According to the analysis, the seasonally adjusted and smoothed month-on-month change is now close to zero, as domestic price levels continue to unwind earlier increases linked to the Iran war-related energy shock. Goods prices softened further – by 0.4 percentage points – with particularly weak dynamics in fuel and food components. In contrast, services inflation remained firm at 4.5% year-on-year, staying above target and signaling that core price pressures are still elevated.

CNB Officials Emphasize Core Inflation

The CNB has pushed back against the notion that the latest headline slowdown signals a durable shift in inflation dynamics. Policy maker Jakub Seidler pointed out on X that the drop in headline inflation was largely driven by more volatile sub-components, while underlying core inflation remains near the upper bound of the CNB’s 2% ± 1 percentage point comfort range.

He reiterated that the central bank’s focus is on securing long-term price stability and argued that core inflation has not yet fully converged toward the target range. In his assessment, the most recent inflation release should be treated as transitory rather than a confirmation of a sustained disinflation trend.

Policy Outlook and FX Implications

From this perspective, Commerzbank judges that the June inflation surprise does not significantly change the CNB’s monetary policy stance or communication strategy. While the bank’s analysis anticipates that core inflation will slow more convincingly in the coming quarters, this expectation is not seen as the basis for the CNB’s formal policy guidance at this stage.

As a result, markets may continue to consider the possibility of one additional 25 basis point rate increase in 2026. In this context, Commerzbank expects the Czech Koruna (CZK) to show relative strength against the Polish Zloty (PLN) in the months ahead.

“June’s Czech CPI flash release showed headline inflation easing to 1.5%y/y from 2.1%y/y, clearly softer than both market expectations (1.8%y/y) and the Czech National Bank’s (CNB’s) own forecast (2.1%y/y). The price level fell by 0.3%m/m on raw basis.”

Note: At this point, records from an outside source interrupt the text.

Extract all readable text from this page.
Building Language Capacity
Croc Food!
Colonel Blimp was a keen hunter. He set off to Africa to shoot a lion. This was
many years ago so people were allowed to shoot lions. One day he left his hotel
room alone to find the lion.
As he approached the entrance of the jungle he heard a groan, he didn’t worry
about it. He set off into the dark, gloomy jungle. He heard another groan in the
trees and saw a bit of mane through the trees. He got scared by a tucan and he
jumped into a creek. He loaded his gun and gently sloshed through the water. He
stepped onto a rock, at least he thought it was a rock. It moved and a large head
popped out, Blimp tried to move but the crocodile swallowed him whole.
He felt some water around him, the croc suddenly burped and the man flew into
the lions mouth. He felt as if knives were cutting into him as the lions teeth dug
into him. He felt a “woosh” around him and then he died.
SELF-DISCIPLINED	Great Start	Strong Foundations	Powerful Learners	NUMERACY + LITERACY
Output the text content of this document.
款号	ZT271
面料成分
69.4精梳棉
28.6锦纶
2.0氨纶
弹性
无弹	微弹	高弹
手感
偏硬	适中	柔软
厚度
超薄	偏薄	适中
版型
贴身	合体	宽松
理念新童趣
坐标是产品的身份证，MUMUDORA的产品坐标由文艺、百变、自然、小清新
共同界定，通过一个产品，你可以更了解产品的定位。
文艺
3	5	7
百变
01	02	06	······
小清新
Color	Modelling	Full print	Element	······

“The seasonally‑adjusted and smoothed month‑on‑month rate of change is now near‑zero, as prices continue to reverse from the earlier Iran war energy spike. Goods prices were weaker than before – softer by 0.4pps – with fuel and food prices particularly soft. Service prices remained stubborn, still faster than target at 4.5%y/y, which implies that underlying core dynamics will take time to calm down.”

“CNB board member Jakub Seidler stressed in his X post that softer headline inflation was driven by volatile components, while core price growth remains in the upper end of CNB’s 2%±1pp comfort band. He underlined that CNB’s goal is long‑term price stability, and core inflation has not yet converged – in his view, this latest print is transitory.”

“On this reading, the June CPI surprise does not materially alter monetary policy stance or language. We hold that core inflation will decisively decelerate in coming quarters. But, this view will not be the basis for CNB’s official guidance, hence the market view could linger around possible one more 25bp rate hike later in 2026. On this market view, the koruna will likely outperform the zloty in coming months.”